Based on these studies, the TransQST project produced an 8-point reproducibility scorecard, so that authors, editors and reviewers of models can easily and quickly check whether they have contained enough information in their manuscript to make reproducing their mathematical model possible. It’s hoped that this scorecard could improve the reproducibility of all-systems mathematical models going forwards.

Reducing animal research

The models put forward by TransQST could potentially reduce the amount of animal lives that are lost during medical research.
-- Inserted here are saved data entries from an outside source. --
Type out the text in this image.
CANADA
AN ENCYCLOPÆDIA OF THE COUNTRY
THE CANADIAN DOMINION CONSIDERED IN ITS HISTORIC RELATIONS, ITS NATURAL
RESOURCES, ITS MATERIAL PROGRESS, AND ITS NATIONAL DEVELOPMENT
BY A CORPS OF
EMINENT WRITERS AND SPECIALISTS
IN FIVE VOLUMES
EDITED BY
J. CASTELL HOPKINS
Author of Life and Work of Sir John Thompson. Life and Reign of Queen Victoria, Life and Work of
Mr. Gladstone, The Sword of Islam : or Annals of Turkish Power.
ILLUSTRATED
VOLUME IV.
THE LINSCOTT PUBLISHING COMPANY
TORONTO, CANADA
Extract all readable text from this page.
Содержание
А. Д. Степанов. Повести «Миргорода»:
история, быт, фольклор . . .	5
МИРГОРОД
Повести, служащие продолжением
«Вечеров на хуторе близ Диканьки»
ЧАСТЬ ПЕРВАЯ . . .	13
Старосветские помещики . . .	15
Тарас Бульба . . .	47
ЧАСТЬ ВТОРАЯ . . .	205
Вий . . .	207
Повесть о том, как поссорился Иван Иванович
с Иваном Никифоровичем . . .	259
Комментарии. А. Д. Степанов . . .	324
If TransQST’s models eliminate a potential drug candidate because of adverse drug reactions, a pharmaceutical company may decide that there is no point in embarking on a clinical trial for that candidate, and the amount of animals that would have died or suffered in the initial rounds of that trial will be spared.

Applications of TRANSQST models

One concrete example of how the TransQST models can speed up the drug development process arose during the COVID-19 pandemic. At the time, an existing drug hydroxychloroquine was being suggested as a potential treatment for the coronavirus. TransQST’s cardiac model indicated that a high dosage of the drug for tackling COVID-19 would have adverse effects on the heart for some patients. The model was able to identify which patient populations would be at risk for those adverse effects.

The results of the TransQST project mean that molecules that are being investigated as potential treatments can be eliminated before the clinical trial stage if the TransQST models indicate that the risk of adverse side effects is high. This will reduce costs for pharmaceutical companies and increase efficiency in the drug development pipeline.

The TransQST project published 85 peer-reviewed papers, had 90 oral or poster presentations at scientific conferences. 23 webinars were held explaining how to use various TransQST models, and the consortium was invited to showcase their results at the EU Research and Innovation Days’ Science is Wonderful! exhibition in September 2020.

In the future, researchers could build on the results from the TransQST project to understand QST modelling for direct patient benefit, in a personalised approach to clinical dosage.